Now I can appreciate the virtues of climbing up really tall mountains in foreign places. You might end up getting blown off the mountaintop, but along the way you sure do learn all kinds of useful stuff.

Into the unknown

I spent much of the day today debugging a group project, mainly with people who were several thousand miles away, working on fixing experimental software I didn’t know, on an operating system I didn’t know, running on hardware I didn’t know, using internet protocols I didn’t know.

All of this required an impressively large variety of debugging tools that I didn’t know. After many hours of work, we think the end may be in sight — it feels near enough to touch — but we’re not completely sure yet.

Oddly enough, yesterday I saw a preview for that new “based on a real story” movie about people attempting to scale Mount Everest. A group of hardy humans climbing so far up that the air is actually too thin for humans to breathe. I know what you’re thinking — what could go possibly wrong?

I remember thinking to myself, as I watched that preview, “Who in their right mind would attempt something so crazy that it was nearly guaranteed to end badly?”

After today, I feel a little more sympathetic.

Dinosaurs!

I finally saw Jurassic World. The plot is stupid, the characters are shallow and obvious. The dialog is invariably lame, and the pacing most of the way through is seriously problematic.

This movie makes the original look like Hamlet. Its plot twists make no real sense, and it violates the rules of its own fictional universe at every turn. In fact, it possesses absolutely no redeeming qualities whatsoever as a work of narrative fiction.

But it has dinosaurs. Big beautiful ugly man-eating dinosaurs. They run, or they stomp till the earth shakes, or they swoop down from the sky to rain terror. They have big scary teeth, they can fell a mighty tree with a single flick of their massive tails, and some of them are scary as hell.

Awesome awesome movie. Buy a jumbo tub of popcorn and see it on a big screen in 3D. Bribe the folks who run your local cinema to turn the sound way up.

You won’t regret it.

Bad joke of the day

So The Borg decide that the only certain way to defeat the Federation Star Fleet is to go back in time to the very dawn of Earth space travel, capture the greatest human mind they can find, and co-opt that supreme intelligence to their own alien ends.
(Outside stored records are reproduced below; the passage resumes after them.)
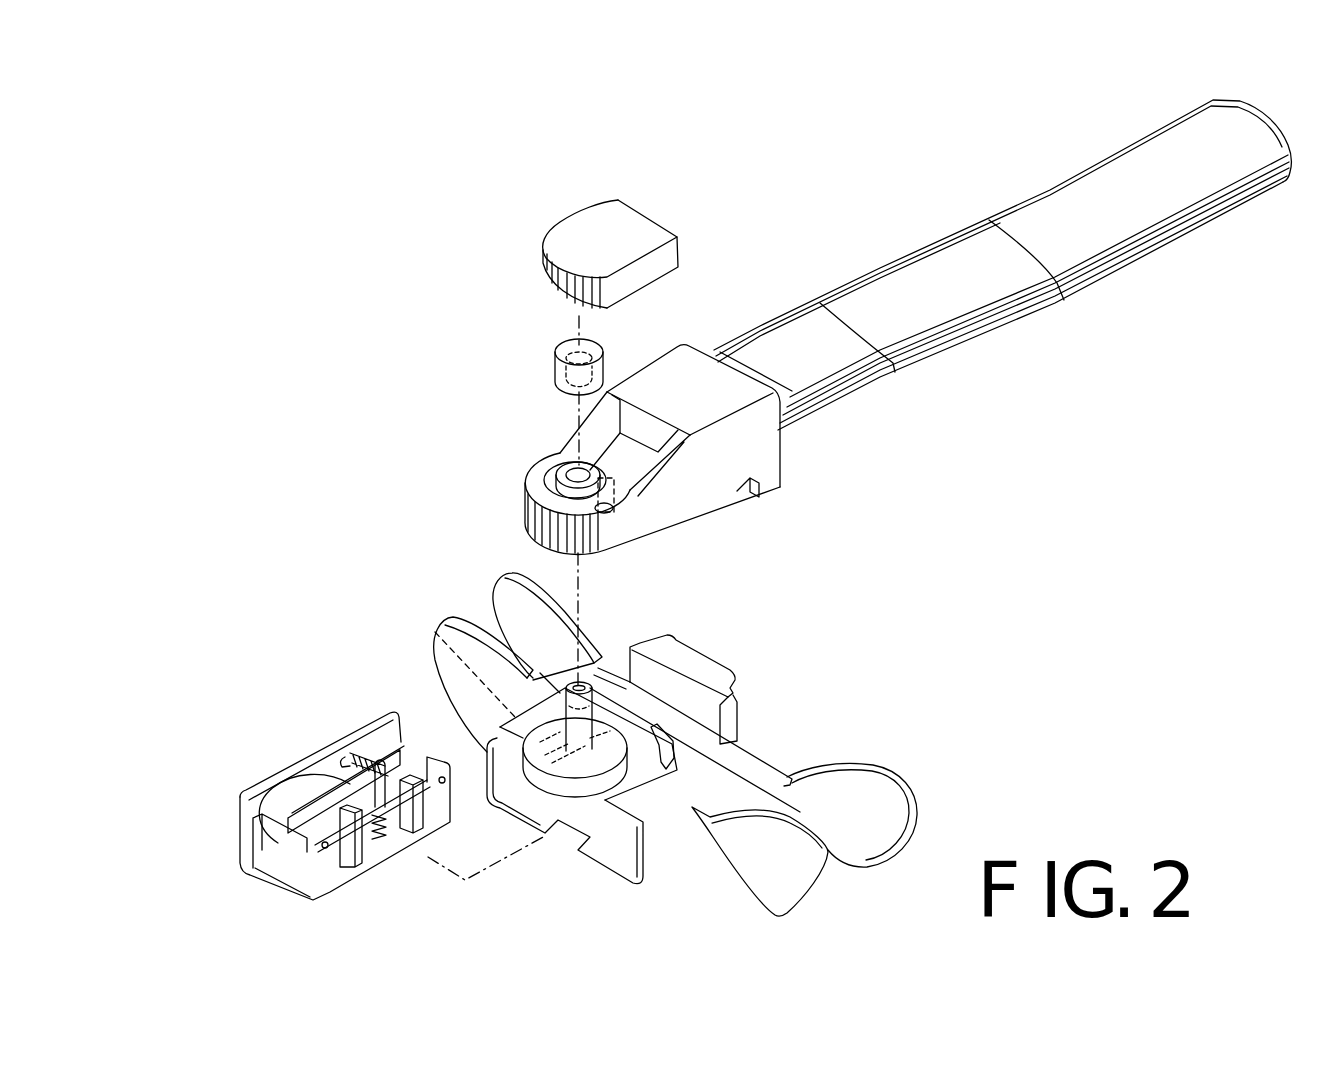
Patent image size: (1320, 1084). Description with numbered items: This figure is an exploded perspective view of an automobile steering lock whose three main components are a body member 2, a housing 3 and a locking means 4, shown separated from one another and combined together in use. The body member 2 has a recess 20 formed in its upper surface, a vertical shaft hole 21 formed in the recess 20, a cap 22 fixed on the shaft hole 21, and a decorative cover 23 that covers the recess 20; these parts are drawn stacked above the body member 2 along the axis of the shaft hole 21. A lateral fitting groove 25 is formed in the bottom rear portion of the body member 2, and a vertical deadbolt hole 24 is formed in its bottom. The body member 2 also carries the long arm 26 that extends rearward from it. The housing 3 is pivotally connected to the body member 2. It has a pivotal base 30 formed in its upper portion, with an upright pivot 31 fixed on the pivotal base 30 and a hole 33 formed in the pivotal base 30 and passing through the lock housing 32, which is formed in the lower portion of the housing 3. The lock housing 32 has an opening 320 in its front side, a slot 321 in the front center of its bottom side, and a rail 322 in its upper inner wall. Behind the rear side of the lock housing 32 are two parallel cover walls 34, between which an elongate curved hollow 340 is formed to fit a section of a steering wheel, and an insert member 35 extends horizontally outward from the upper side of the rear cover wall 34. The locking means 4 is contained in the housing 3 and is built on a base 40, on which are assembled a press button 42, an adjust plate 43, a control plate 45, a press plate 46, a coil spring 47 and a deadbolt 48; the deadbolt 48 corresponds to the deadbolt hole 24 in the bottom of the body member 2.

The body member 2 is at (875, 336).
The recess 20 is at (640, 465).
The shaft hole 21 is at (553, 463).
The cap 22 is at (555, 358).
The decorative cover 23 is at (660, 223).
The deadbolt hole 24 is at (610, 513).
The fitting groove 25 is at (760, 482).
The handle arm 26 is at (889, 267).
The housing 3 is at (631, 756).
The pivotal base 30 is at (603, 738).
The pivot 31 is at (486, 746).
The lock housing 32 is at (660, 853).
The hole 33 is at (637, 760).
The cover walls 34 is at (790, 873).
The insert member 35 is at (697, 660).
The opening 320 is at (497, 740).
The slot 321 is at (567, 833).
The rail 322 is at (430, 637).
The curved hollow 340 is at (720, 772).
The locking means 4 is at (354, 800).
The base 40 is at (260, 843).
The press button 42 is at (350, 750).
The adjust plate 43 is at (297, 807).
The control plate 45 is at (260, 858).
The press plate 46 is at (393, 793).
The coil spring 47 is at (377, 853).
The deadbolt 48 is at (365, 760).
After doing extensive research, they determine that the greatest of all mid-twentieth century Earth philosophers with a favorable attitude toward collectivism was an individual named Jean-Paul Sartre. Through an enormous investment of time and effort, they manage to invent a temporal probe, which travels back to early 1950s Paris, whisks the great man away from his usual table at Les Deux Magots, and transports him forward in time to the 24rd Century.

After various cyber-bionic adjustments Sartre emerges, transformed into a formidable creature, half man and half machine. The Borg, certain now of impending victory over those pesky humans, ask him what their new strategy should be.

Sartre shrugs. “Existence,” he says, “is futile.”